そう考えれば彼女たちの心のケアは確かに必要かもしれない。いざというときに恐怖でパニックにならないように信頼関係の醸成は不可欠に思えてきた。
「心身にも気を配り、ってあるでしょ。それはわざわざ入れたのよ。私たちはいくら能力者といってもまだ十四歳の女の子。だからこうやって私たちの身体だけじゃなく心のケアもして欲しいの」
秋華がしおらしくそう言うと祐人は安心させるように笑った。
「分かったよ。
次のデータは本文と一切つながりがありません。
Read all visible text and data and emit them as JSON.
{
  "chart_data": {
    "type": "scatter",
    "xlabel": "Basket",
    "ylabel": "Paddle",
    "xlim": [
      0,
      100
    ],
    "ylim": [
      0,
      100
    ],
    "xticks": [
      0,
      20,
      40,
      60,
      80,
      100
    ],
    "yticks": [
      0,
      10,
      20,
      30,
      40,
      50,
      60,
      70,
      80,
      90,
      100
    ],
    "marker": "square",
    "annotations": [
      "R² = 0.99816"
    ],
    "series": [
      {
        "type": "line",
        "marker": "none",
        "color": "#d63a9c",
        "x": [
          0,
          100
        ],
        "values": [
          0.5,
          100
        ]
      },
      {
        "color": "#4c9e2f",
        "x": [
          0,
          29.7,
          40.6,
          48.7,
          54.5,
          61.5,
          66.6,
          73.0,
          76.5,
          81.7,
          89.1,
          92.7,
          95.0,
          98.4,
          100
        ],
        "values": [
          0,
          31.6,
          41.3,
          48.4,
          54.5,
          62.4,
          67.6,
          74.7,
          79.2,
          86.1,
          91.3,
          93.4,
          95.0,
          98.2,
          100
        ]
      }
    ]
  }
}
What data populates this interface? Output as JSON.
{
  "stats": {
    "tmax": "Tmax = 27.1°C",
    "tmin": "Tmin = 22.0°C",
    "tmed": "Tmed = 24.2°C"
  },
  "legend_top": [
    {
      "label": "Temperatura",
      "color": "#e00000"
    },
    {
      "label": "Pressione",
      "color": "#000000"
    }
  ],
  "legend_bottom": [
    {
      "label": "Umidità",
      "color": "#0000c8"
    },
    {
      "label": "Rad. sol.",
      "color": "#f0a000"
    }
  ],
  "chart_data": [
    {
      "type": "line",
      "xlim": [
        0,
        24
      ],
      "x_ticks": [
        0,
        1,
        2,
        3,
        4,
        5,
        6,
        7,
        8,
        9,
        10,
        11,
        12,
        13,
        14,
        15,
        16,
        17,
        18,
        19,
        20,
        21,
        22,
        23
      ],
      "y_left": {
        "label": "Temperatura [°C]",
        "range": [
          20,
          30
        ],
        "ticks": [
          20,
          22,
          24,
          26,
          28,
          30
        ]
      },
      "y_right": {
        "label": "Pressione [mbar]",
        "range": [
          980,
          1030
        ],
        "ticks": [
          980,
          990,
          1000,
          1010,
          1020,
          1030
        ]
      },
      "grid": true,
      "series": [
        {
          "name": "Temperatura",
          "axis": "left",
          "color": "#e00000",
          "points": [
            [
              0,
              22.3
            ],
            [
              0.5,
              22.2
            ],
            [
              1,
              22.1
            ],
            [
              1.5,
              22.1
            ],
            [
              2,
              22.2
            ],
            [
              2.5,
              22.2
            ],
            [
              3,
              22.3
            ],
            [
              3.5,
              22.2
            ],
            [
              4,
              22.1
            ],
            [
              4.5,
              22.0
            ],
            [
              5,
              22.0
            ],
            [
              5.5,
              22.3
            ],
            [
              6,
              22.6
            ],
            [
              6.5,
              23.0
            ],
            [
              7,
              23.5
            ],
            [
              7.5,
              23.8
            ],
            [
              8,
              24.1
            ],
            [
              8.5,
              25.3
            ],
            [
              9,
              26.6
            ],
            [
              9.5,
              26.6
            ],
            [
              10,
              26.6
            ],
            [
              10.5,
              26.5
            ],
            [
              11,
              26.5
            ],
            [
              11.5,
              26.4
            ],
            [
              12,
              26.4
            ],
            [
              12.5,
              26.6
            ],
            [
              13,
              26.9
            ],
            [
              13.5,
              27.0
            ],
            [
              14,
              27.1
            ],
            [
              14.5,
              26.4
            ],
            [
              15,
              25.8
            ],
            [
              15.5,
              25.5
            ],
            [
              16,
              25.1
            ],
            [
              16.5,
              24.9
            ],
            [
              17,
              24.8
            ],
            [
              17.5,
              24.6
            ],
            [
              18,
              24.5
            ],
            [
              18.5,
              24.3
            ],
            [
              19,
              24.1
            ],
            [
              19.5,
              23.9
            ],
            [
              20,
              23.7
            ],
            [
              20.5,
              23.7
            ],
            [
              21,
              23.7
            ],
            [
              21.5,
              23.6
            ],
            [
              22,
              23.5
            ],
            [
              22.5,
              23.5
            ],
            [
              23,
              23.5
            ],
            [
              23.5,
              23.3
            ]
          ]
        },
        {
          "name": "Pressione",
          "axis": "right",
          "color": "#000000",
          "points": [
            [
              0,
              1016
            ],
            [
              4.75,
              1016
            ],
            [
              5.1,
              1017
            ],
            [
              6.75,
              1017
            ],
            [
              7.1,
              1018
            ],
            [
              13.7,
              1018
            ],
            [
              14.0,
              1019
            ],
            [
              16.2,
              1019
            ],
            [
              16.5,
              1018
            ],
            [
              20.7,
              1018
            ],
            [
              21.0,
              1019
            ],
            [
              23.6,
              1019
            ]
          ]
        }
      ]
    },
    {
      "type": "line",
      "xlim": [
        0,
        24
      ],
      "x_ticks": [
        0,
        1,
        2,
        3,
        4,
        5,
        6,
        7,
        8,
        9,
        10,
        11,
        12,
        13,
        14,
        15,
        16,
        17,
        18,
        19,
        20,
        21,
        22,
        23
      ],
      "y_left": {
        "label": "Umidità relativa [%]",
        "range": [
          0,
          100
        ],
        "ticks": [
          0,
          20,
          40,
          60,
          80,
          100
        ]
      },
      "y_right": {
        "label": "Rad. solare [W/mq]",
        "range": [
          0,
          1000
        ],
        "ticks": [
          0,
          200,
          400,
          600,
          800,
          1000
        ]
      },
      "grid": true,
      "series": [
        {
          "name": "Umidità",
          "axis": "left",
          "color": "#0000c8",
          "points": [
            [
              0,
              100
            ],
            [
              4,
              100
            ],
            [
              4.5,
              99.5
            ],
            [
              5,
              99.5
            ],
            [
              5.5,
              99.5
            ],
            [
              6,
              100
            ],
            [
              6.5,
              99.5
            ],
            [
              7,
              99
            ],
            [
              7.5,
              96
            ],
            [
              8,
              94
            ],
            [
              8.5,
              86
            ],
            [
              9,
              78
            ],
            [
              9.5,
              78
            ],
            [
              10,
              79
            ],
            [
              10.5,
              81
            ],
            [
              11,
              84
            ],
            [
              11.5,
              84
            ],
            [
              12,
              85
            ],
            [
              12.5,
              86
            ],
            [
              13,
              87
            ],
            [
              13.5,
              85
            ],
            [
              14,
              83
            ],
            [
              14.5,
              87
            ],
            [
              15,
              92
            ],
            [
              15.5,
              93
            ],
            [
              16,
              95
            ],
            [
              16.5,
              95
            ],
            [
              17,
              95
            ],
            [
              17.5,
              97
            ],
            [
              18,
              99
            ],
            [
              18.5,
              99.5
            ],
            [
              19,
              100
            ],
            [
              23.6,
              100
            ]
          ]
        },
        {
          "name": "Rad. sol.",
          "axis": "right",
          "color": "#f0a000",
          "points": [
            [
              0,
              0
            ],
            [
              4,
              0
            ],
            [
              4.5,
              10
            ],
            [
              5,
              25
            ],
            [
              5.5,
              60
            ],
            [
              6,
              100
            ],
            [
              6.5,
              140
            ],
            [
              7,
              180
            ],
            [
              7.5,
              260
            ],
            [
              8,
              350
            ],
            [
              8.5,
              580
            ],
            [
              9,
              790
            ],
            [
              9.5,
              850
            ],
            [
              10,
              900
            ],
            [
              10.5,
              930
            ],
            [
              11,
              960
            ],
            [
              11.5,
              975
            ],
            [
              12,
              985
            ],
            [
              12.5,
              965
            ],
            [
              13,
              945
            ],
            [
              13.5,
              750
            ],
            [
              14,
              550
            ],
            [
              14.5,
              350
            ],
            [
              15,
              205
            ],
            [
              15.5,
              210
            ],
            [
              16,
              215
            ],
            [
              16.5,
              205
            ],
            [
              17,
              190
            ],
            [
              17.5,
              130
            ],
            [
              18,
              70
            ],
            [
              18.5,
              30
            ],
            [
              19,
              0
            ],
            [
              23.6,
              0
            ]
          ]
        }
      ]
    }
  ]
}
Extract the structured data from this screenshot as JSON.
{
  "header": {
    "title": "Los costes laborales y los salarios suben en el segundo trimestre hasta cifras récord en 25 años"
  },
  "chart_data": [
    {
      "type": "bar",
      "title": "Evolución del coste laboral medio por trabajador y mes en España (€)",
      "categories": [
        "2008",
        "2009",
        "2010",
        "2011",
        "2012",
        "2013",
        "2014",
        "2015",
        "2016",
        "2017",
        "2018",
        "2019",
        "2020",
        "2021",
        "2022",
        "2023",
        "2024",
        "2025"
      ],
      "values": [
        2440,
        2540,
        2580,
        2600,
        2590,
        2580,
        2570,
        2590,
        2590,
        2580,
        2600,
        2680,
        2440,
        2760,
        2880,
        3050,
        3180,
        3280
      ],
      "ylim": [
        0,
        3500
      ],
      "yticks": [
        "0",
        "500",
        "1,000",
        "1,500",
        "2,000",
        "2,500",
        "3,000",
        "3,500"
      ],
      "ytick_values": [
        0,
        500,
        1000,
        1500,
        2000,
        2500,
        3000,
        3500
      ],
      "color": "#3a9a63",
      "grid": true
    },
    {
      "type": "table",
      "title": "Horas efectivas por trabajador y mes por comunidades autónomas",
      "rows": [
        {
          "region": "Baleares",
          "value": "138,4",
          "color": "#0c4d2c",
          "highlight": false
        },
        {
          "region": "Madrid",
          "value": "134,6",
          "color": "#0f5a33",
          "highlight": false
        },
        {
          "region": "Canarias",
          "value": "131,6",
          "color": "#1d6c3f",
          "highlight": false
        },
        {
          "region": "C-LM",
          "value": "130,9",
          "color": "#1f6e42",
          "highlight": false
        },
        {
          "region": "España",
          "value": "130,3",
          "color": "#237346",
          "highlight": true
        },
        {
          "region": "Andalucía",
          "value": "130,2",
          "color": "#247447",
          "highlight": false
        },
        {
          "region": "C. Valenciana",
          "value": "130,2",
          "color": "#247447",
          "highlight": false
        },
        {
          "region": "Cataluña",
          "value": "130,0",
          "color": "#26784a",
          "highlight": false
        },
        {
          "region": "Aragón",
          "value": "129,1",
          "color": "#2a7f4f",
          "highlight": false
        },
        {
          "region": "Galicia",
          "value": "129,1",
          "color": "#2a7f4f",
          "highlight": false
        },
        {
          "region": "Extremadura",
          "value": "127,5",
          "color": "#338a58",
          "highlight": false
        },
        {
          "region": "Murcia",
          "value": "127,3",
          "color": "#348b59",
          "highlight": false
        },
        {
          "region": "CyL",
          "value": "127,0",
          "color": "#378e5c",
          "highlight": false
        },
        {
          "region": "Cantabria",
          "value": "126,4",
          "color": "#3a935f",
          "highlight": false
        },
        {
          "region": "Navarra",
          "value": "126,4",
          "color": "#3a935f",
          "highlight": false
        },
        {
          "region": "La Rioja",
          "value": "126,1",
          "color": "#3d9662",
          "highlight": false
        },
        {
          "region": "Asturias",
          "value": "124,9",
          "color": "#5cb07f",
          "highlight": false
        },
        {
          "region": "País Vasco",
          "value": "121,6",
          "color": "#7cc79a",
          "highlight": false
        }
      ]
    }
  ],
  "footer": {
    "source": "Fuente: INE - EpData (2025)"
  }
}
ごめん、僕がもっと気を配らないとダメだったね」
「じゃあ、お話もしていい?」
「もちろん、いいよ!」
祐人はこのような雑談で気が紛れるならお安い御用だ、と思う。
「じゃあ、話を戻すけど女の子の好みからね! 琴音ちゃんも聞いておいた方がいいよ!」
「あ、はい……えっと、それじゃあ、女の子の可愛いと思う服装ってありますか」
秋華に促されると琴音はカアッと赤くなった顔でたどたどしく聞いてくる。
その初々しい態度に祐人も少し照れる。
「う、うん、そうだなぁ……」
「はい! 早く答えてね、お兄さん。その後は好みの髪型とスタイルを教えてね。そうだ、女の子からして欲しいことランキングを十個と言われたい言葉ランキングをシチュエーション別に十個ずつお願いね! あ、大事なこと忘れてた、結婚感も必須だわ! ね、琴音ちゃん」
「は、はい、是非、聞きたいです」
「……うへ⁉ そんなに?」
祐人はデパートに着くまでの間、質問に答える作業のみに集中させられたのだった。
(ほ、本当にケアに必要なものなのかな⁉)
この時、祐人たちの乗る黄家の車に目を向ける複数の人間たちがいた。
だがそれらの人物たちに共通点はない。
アジア系、白人、黒人と様々な人間たちであり、歩道、ビルの上、車、とそれぞれの場所からそれぞれの方法で見つめている。
「チッ……厄介だな」
ビルの上から見つめる一団は白人とアジア系の三人のグループだ。
「どうしますか?」
「もう少し様子を見るぞ。まだ焦ることもないだろう」
「しかし、ここは悠長に構えずに早めに仕掛けた方がいいのでは? もう事態は動きだしています」
「分かっている。だが慎重さは必要だ」
そう言うとビルの上の一団は姿を消した。